The Beginning of the End....

We saw the doctor yesterday - it seems my body is already getting ready to do this thing. I have started dilating and the baby is pretty effaced. Scary and exciting. I am convinced that God, in all infinite wisdom, makes the last month of pregnancy so miserable that even people like me are ready to actually have the child. My brain just keeps saying - "Let's get this done. I don't totally know what actual parenthood entails, and I am still terrified, but it can't be worse than this. Bring it on."

Anyway...turns out we might have a baby before March 15 - the doctor seems to think there is a good chance it could be an early arrival (He is now guessing anytime between now and March 6) He also thinks it won't even quite weigh 7 lbs, probably in the 5 or 6 range (hallelujah!)

Until then you can find me out walking and walking and walking.

Friday, February 19, 2010

Breaking up is hard to do

It always has been. However, I find myself thinking lately about how much harder social networking sites like Facebook and even our blogs make it. We have had a number of friends and acquaintances in the last little while, for a variety of reasons, call it quits on their marriages or long-term relationships. Trev and I have tried very hard in each of these cases not to take sides and to just treat each individual with all the love and friendship we have always treated them with.

I am no stranger to divorce - I grew up in a divorced family. I know that life can be messy and complicated. I know there is usually blame for both sides. I know that this type of relationship dissolution inevitably changes the relationships of everyone even peripherally involved, friends, co-workers, neighbors...heck, even the mail man has to start forwarding and returning letters.

Still, it is jarring to me when couples we know and love split up. I feel weird about it. I feel even weirder when I notice that their blog hasn't been updated since the last happy thing posted months and months ago. Or that is has suddenly gone private and we don't have an invitation. Not that I am sickly curious and want to read about all the aching details and events of their breakup. I just hate feeling like I have been broken up with too in some way. And, as to the abandoned blogs, I don't know if I should delete them...then I feel like I am being the breaker-upper.

And Facebook is a whole 'nother story.

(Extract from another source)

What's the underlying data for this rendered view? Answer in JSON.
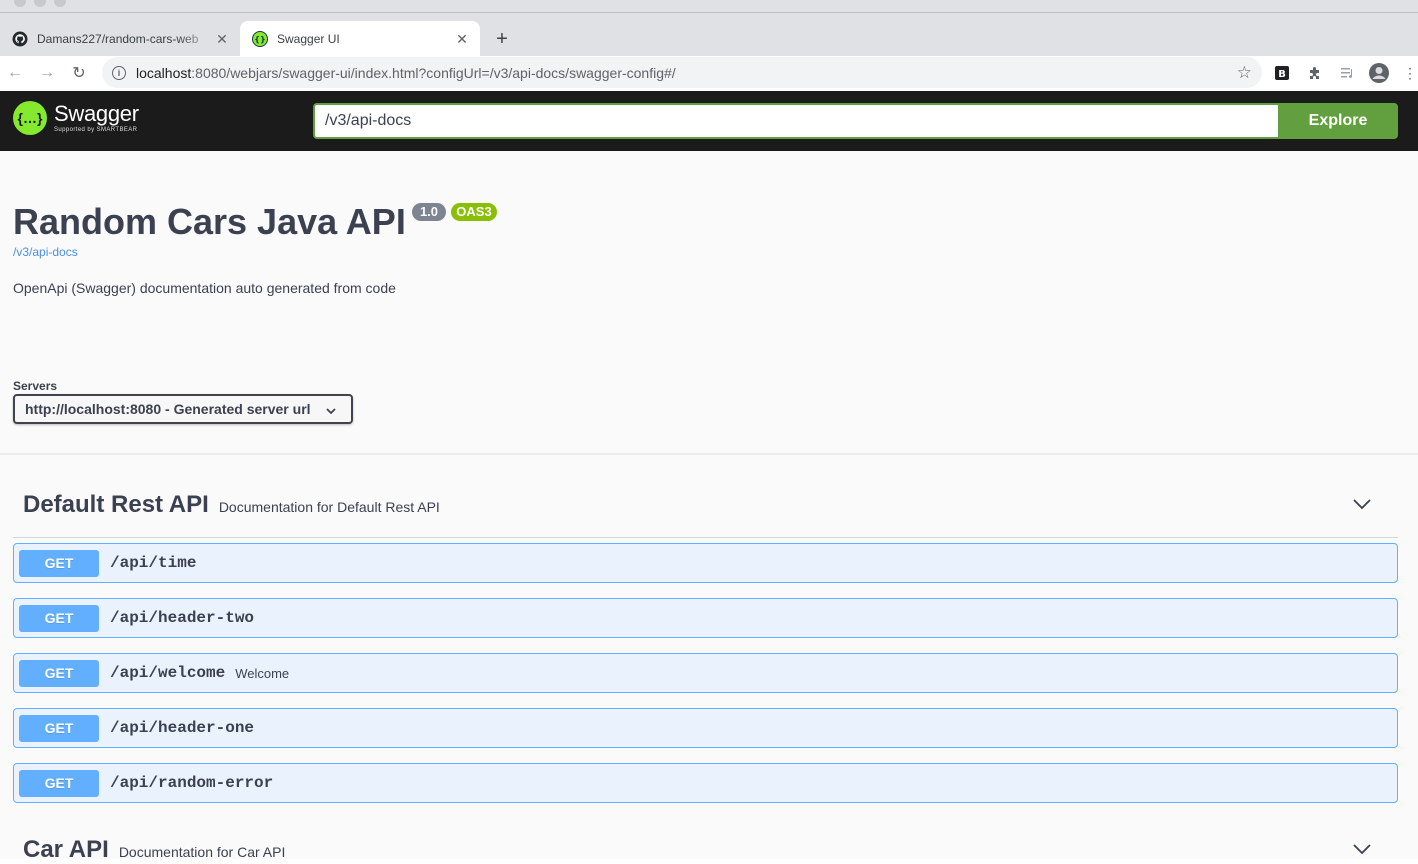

It shouldn't feel like a little bit of a slap in the face when you are suddenly not friends with someone just because you exist as a part of a past life they are undoubtedly trying to and needing to move away from...but it does.

All of which makes me wonder, was life less complicated before we started recording our personal histories, insights and lives on the Internet where the smallest nuances of our days become a matter of public record and can never be taken back? Was it better when you just happened to hear about someone's tragedy (someone who you didn't really keep up with) through the grapevine rather than reading about their lives (even though you rarely talk) and feeling like you are intimately involved in their happenings just because you know what they did last Saturday and have seen pictures of the event? Are we really better off knowing so much about each other? Because how do you handle it when you suddenly don't want anyone to know what is going on anymore. Disappearance and deletion seem to be the conventional solution, and I am not sure why that feels so odd to me.

I will never forget going out with a boy on a second date and being completely alarmed when he said, "So I googled you before dinner." And I will totally admit that I am guilty of googling or perusing Facebook profiles looking for the names of ex-boyfriends or those girls I didn't really like in High School...but isn't it kinda sick and narcissistic in a way?

And maybe the real irony of this post is that these private thoughts on peoples' private lives are appearing here on my public blog. hmm.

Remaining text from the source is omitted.